Randomized Double-Blind Vehicle-Controlled Study of the Safety and Efficacy of SM-020 Gel 1.0% in Subjects With Seborrheic Keratosis
The objective of the trial is to evaluate the safety and efficacy of SM-020 gel 1.0% in subjects with Seborrheic Keratosis (SK) compared to vehicle gel. It is a randomized, double-blind, vehicle-controlled trial. Approximately 60 subjects will be enrolled. Subjects will apply their assigned investigational product twice daily for 4 consecutive weeks. Subjects will be followed for 12-weeks post final application for a total of approximately 16-weeks of required participation in the study.
∙ Subjects must meet all of the following criteria to be included in the study:
• Must be able to comprehend and willing to sign an informed consent form (ICF).
• Must complete a signed Health Information Portability and Accountability Act (HIPAA) authorization form which permits the use and disclosure of the subject's individually identifiable health information.

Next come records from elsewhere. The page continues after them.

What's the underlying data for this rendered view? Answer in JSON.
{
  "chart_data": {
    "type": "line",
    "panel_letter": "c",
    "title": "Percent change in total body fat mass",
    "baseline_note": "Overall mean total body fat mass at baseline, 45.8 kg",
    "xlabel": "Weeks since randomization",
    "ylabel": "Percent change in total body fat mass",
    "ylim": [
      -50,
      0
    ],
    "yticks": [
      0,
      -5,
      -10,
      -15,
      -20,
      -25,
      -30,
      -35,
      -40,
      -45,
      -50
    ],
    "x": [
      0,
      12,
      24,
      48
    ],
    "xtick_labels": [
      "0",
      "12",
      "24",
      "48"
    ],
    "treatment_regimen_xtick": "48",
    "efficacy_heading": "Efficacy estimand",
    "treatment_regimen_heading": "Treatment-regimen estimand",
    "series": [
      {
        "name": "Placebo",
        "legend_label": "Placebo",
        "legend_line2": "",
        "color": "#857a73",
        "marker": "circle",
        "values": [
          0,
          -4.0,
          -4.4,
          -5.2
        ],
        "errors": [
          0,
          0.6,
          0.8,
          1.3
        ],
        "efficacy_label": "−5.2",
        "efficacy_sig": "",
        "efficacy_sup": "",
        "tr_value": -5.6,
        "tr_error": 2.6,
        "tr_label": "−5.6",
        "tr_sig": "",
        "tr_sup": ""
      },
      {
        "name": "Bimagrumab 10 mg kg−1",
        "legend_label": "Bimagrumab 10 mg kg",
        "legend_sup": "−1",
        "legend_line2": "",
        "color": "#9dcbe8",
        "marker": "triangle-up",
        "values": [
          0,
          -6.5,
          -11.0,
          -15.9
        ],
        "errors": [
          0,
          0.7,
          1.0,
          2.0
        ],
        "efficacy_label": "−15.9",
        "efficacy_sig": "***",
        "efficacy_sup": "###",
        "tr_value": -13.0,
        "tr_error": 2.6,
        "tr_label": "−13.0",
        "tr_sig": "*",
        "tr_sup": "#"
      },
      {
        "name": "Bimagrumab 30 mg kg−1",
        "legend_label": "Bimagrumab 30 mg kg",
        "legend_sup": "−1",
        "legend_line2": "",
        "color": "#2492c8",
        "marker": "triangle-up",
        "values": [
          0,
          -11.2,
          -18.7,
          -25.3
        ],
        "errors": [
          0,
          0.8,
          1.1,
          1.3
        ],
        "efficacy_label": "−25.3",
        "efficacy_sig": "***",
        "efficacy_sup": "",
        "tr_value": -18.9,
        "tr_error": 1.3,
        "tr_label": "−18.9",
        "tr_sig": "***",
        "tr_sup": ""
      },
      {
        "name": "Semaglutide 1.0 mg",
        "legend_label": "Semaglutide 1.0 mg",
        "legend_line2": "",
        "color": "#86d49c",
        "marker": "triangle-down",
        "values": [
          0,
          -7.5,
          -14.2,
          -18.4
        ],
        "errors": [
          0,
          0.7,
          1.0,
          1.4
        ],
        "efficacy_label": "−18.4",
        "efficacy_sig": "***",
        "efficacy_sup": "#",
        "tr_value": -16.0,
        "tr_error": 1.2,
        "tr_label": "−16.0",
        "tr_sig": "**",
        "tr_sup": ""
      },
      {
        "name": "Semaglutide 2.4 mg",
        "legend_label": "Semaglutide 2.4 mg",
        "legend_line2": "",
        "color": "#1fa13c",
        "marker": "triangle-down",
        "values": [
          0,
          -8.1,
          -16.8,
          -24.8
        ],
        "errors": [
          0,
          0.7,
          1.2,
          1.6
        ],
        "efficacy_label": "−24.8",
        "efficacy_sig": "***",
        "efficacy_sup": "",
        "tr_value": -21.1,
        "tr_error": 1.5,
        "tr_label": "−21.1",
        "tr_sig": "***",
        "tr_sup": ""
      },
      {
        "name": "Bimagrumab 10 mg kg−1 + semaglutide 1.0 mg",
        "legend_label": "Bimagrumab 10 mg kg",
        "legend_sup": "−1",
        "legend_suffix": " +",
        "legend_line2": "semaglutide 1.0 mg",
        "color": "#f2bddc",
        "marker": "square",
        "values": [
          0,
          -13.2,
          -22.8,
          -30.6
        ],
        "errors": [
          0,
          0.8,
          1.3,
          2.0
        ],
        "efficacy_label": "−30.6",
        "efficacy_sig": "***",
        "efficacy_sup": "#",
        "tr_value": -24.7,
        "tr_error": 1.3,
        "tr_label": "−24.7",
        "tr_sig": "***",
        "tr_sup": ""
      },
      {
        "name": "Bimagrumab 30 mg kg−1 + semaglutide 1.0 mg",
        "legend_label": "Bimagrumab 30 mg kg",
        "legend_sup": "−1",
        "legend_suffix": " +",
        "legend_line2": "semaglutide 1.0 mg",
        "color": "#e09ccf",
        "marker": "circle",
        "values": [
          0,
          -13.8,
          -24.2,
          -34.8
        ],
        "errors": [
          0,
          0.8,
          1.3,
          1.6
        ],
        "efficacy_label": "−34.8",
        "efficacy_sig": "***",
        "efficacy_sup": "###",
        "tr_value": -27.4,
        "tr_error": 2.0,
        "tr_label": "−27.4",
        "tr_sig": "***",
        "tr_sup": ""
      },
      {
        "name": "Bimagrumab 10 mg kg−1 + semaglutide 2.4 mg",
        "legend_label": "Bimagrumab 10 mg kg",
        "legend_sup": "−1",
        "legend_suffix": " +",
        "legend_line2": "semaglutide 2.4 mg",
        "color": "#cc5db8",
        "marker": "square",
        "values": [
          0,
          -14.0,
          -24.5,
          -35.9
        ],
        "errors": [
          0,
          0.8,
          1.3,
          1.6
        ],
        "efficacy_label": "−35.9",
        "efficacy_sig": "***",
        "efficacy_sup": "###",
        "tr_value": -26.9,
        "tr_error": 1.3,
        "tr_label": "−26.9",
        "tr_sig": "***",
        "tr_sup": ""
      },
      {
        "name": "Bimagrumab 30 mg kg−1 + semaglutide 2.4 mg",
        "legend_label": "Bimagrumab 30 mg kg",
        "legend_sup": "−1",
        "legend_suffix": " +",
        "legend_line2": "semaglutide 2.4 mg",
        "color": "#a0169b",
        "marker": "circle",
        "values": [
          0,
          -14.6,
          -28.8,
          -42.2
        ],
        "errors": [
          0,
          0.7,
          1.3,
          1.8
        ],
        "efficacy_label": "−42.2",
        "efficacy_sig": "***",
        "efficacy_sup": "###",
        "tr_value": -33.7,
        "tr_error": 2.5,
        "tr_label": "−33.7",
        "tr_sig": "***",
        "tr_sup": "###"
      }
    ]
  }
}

• Must be at least 18 years of age.
• Must have a minimum of 5 eligible facial, truncal, intertriginous, or extremity SKTLs. A maximum of 10 SKTLs will be targeted for treatment. An eligible SKTL must :
‣ Have one or more of the following clinical features throughout the entirety of the lesion consistent with SKs: stuck-on, sharply demarcated, warty, waxy, scaly, milia-like cyst, tan to black
⁃ For subjects randomized for eligibility assessment with dermoscopy, SKs must also have one or more of the following dermoscopy features throughout the entirety of the lesion: crypts (comedo-like openings), milia cysts, hairpin vessels with white halo, sharp demarcation, blue-white pigmentation/veil as long as milia and crypts are present within, more than one color, cerebriform structure (network-like pattern/gyri and sulci/ridges and fissures/fat fingers), irregular vessels (inframammary only), granularity at periphery, stalactite/Tsingy pattern, plate-like/fractured pattern (Simionescu et al., 2012)
⁃ Have a Physician's Lesion Assessment (PLA) of 2 (a thickness that is ≤1mm)
⁃ Have a greatest diameter that is \>5mm but ≤15mm
⁃ Be a discrete, well-defined, separate lesion
⁃ Not be covered with hair which, in the Investigator's opinion, would interfere with the study gel treatment or the study evaluations
⁃ Not be pedunculated
⁃ Not be on the eyelid
⁃ Not be within 5mm of the orbital rim
• Must be free of any known disease state or physical condition which, in the Investigator's opinion, might impair evaluation of any SKTL or which exposes the subject to an unacceptable risk by study participation.
• Must be willing and able to follow all study instructions and to attend all study visits.
• Must be willing to have all partial, incompletely, or non-responding SKTLs removed surgically by shave excision during the final visit.